A final Russian military pullout from Cuba will mark the end of a
contentious Cold War drama in which Moscow sent troops and equipment across the
world in the 1960s to the doorstep of the United States to shore up its new
communist ally.
President Vladimir Putin announced in October that the base
Russia's largest covert military outpost abroad would be closed for
financial reasons.
Some 1,500 Russian technicians and military personnel and their
families work and live on the base, set up in 1964 near Havana two years after
the Cuban missile crisis.
The Russian Interfax news agency quoted the Russian Defense Ministry as
saying three Russian Antonov-124 transport aircraft would fly to the Caribbean
island to bring back the equipment. The dismantling operation was expected to be
completed by the end of January.
The decision to shut down the facility upset Cuban President Fidel
Castro, who said he was in "total disagreement."
But President Bush applauded Moscow's decision.

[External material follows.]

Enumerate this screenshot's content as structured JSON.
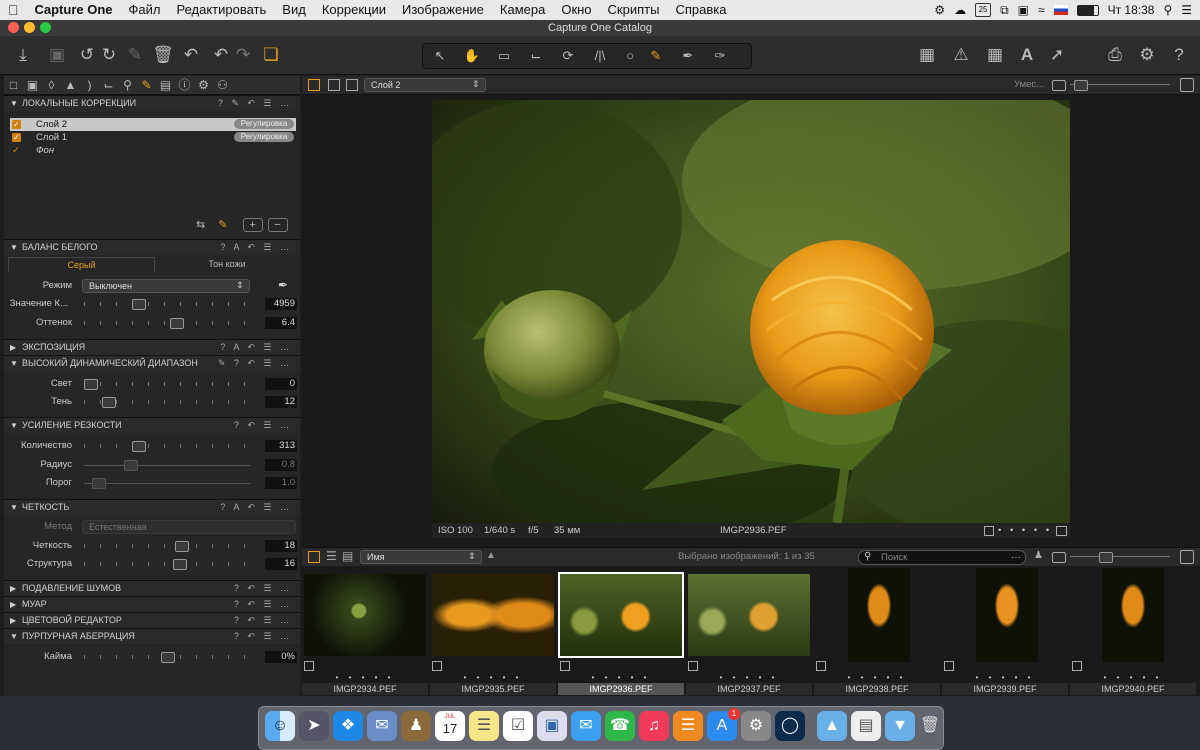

The base has long irked
Washington.
Despite agreeing to abandon the base, Russia has reaffirmed its support
for a U.N. resolution urging all countries to refuse to comply with a
41-year-old trade embargo against Cuba.
The Russian Foreign Ministry last month labeled the U.S.-backed
blockade "a vestige of the Cold War that in no way corresponds to 21st
century realities."
Only the United States, Israel and the Marshall Islands voted against
the U.N. resolution, which was adopted for the 10th straight year. Latvia,
Nicaragua and the Federated States of Micronesia abstained.
Cuba served as one of Moscow's most important allies in the Western
Hemisphere during the Cold War, although economic relations between the two have
cooled significantly since the Soviet Union collapsed in 1991.